Court of Appeal Rules in Favour of Specsavers v Asda
Specsavers has won the latest round in the high profile case revolving around Asda’s optical advertising campaign which encouraged consumers to "be a real spec saver at Asda" and promoting "spec savings at Asda".
In 2010 the High Court found that Asda’s use of the phrase "be a real spec saver at Asda" infringed Specsavers’ trade marks but the rest of Specsavers’ case was dismissed. Specsavers appealed and the Court of Appeal has now ruled that use of the phrase "spec savings at Asda" was also an infringement.
With regard to the double-ellipse logo mark relied on by Specsavers, the Court of Appeal has referred five questions to the Court of Justice of the European Union (CJEU) for a preliminary ruling regarding the role of colour in a trade mark infringement case and non-use. Lord Justice Kitchin said that the law was unclear on both aspects.
The appeal relating to a likelihood of confusion between the marks was actually refused; however, Lord Justice Kitchin upheld Specsavers’ grounds of appeal relating to the reputation in their trade mark and the unfair advantage the "spec savings at Asda" would take. Lord Justice Kitchin said:
I believe that the average consumer seeing this strapline would make a connection with Specsavers. I am confirmed in this view by the fact that this was Asda’s intention” (para 153). He further commented: “Asda intended to benefit from the power of attraction attaching to the Specsavers brand and to exploit, without paying any compensation, Specsavers’ marketing efforts by conveying to consumers that Asda offered real value in the form of spectacle savings
With regard to the third ground, this was stayed pending a reference to the CJEU. He said he was satisfied that this was a case in which it was necessary to seek the guidance of the CJEU as to the correct approach to be adopted to Article 15 of the Regulation where a trade mark proprietor seeks to establish use of a trade mark on the basis of the use of that mark in conjunction with another element. The following questions were put to the CJEU:
A. Where a trader has separate registrations of Community trade marks for:
- a graphic device mark;
- a word mark; and uses the two together, is such use capable of amounting to use of the graphic device mark for the purposes of Article 15 of Regulation 40/94? If yes, how is the question of use of the graphic mark to be assessed?

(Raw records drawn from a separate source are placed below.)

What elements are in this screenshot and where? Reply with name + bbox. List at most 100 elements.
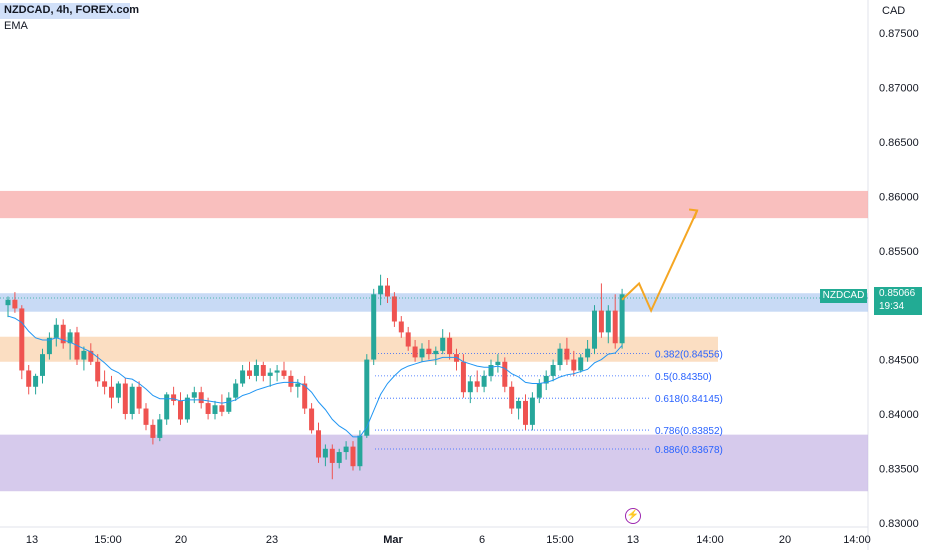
time-tick-label: 14:00 (696, 534, 724, 546)
symbol-title[interactable]: NZDCAD, 4h, FOREX.com (4, 4, 140, 16)
candle (343, 441, 349, 460)
candle-body (247, 370, 252, 376)
ema-indicator-label[interactable]: EMA (4, 20, 28, 32)
time-tick-label: 20 (175, 534, 187, 546)
time-tick-label: Mar (383, 534, 403, 546)
price-tick-label: 0.86500 (879, 137, 919, 149)
candle-body (240, 370, 246, 384)
time-tick-label: 13 (26, 534, 38, 546)
candle (385, 277, 390, 303)
candle-body (605, 310, 611, 333)
candle-body (564, 348, 570, 360)
lightning-news-icon[interactable]: ⚡ (625, 508, 641, 524)
last-price-value: 0.85066 (879, 288, 916, 299)
candle-body (12, 299, 18, 309)
candle-body (5, 299, 11, 306)
candle-body (53, 324, 59, 338)
candle-body (329, 448, 335, 463)
candle (516, 397, 522, 420)
candle (136, 381, 142, 414)
candle (391, 292, 397, 327)
time-tick-label: 20 (779, 534, 791, 546)
time-tick-label: 15:00 (94, 534, 122, 546)
candle (495, 354, 501, 373)
candle-body (267, 372, 273, 376)
price-tick-label: 0.87000 (879, 83, 919, 95)
candle (419, 343, 425, 362)
candle (33, 373, 39, 395)
candle (53, 318, 59, 347)
candle (426, 339, 432, 360)
candle-body (274, 370, 280, 373)
candle-body (281, 370, 287, 376)
candle-body (523, 400, 528, 425)
candle (178, 392, 183, 425)
projection-arrowhead (688, 208, 699, 219)
candle-body (102, 381, 108, 387)
candle (281, 361, 287, 380)
candle-body (557, 348, 563, 366)
candle-body (164, 394, 170, 420)
candle (164, 392, 170, 425)
candle-body (405, 332, 411, 347)
candle-body (295, 383, 301, 387)
candle (585, 339, 591, 362)
candle-body (198, 392, 204, 404)
candle (350, 441, 356, 471)
candle (309, 403, 315, 434)
time-tick-label: 13 (627, 534, 639, 546)
candle (364, 354, 370, 438)
candle (12, 292, 18, 313)
candle (329, 444, 335, 480)
price-tick-label: 0.83500 (879, 463, 919, 475)
candle-body (536, 383, 542, 398)
candle (592, 305, 597, 355)
candle-body (233, 383, 239, 398)
candle (5, 296, 11, 318)
candle-body (447, 337, 453, 355)
candle (371, 288, 377, 366)
fib-label-0.786: 0.786(0.83852) (655, 426, 723, 437)
candle-body (288, 375, 294, 387)
candle-body (543, 375, 549, 384)
candle-body (122, 383, 128, 414)
candle (240, 365, 246, 387)
candle (481, 370, 487, 393)
candle-body (316, 430, 321, 458)
candle-body (364, 359, 370, 436)
candle-body (219, 405, 225, 412)
candle-body (585, 348, 591, 358)
currency-label: CAD (882, 5, 906, 17)
candle (336, 448, 342, 469)
candle-body (412, 346, 418, 358)
candle-body (171, 394, 177, 401)
candle-body (619, 294, 625, 344)
candle-body (109, 386, 114, 398)
candle (212, 400, 218, 420)
candle (378, 274, 384, 306)
candle-body (150, 424, 156, 438)
candle (122, 378, 128, 420)
candle-body (260, 365, 266, 376)
ema-line (7, 315, 623, 438)
time-tick-label: 23 (266, 534, 278, 546)
candle (447, 332, 453, 360)
candle (302, 375, 308, 414)
candle-body (612, 310, 618, 344)
candle-body (598, 310, 604, 333)
candle-body (302, 383, 308, 409)
time-tick-label: 15:00 (546, 534, 574, 546)
candle-body (488, 365, 494, 376)
candle-body (343, 446, 349, 453)
candle-body (460, 361, 466, 393)
candle (440, 329, 446, 355)
fib-label-0.5: 0.5(0.84350) (655, 372, 712, 383)
price-tick-label: 0.87500 (879, 28, 919, 40)
candle (115, 381, 121, 404)
candle-body (357, 435, 363, 467)
candle (109, 375, 114, 409)
candle (467, 375, 473, 404)
candle-body (502, 361, 508, 387)
candle (474, 370, 480, 393)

B. Does it make a difference if:
- the word mark is superimposed over the graphic device?
- the trader also has the combined mark comprising graphic device and word mark registered as a Community trade mark?
C. Does the answer to A or B depend upon whether the graphic device and the words are perceived by the average consumer as (i) being separate signs; or (ii) each having an independent distinctive role? If so, how?
Lord Justice Kitchin said that the question of whether the logo has been infringed under Article 9(1)(b) or (c) was one on which the Court had received very little assistance on. He said he would therefore welcome further short written submissions on this issue should it be necessary once the CJEU has responded to the questions he asked.
These further questions have been put to the CJEU on whether it is permissible to take into account the enhanced reputation enjoyed by Specsavers in the colour green:
D. Where a Community trade mark is not registered in colour, but the proprietor has used it extensively in a particular colour or combination of colours such that it has become associated in the mind of a significant portion of the public (in a part but not the whole of the Community) with that colour or combination of colours, is the colour or colours in which the defendant uses the sign complained of relevant in the global assessment of (i) likelihood of confusion under Article 9(1)(b) or (ii) unfair advantage under Article 9(1)(c) of Regulation 40/94? If so, how?
E. If so, is it relevant as part of the global assessment that the defendant itself is associated in the mind of a significant portion of the public with the colour or particular combination of colours which it is using for the sign complained of?
We look forward to receiving the judgment of the CJEU in connection with these questions. In particular, it will be interesting to see whether the CJEU follows its findings in the HAVE A BREAK case (Case C-353/03 Société des Produits Nestlé v Mars UK Ltd  ECR I-6135).
In that case the Court found at paras 29-30 that:
the expression ‘use of the mark as a trade mark’ must .. be understood as referring solely to use of the mark for the purposes of the identification, by the relevant class of persons, of the product or service as originating from a given undertaking. Yet, such identification … may be as a result both of the use, as part of a registered trade mark, of a component thereof and of the use of a separate mark in conjunction with a registered trade mark. In both cases it is sufficient that, in consequence of such use, the relevant class of persons actually perceive the product or service, designated exclusively by the mark applied for, as originating from a given undertaking.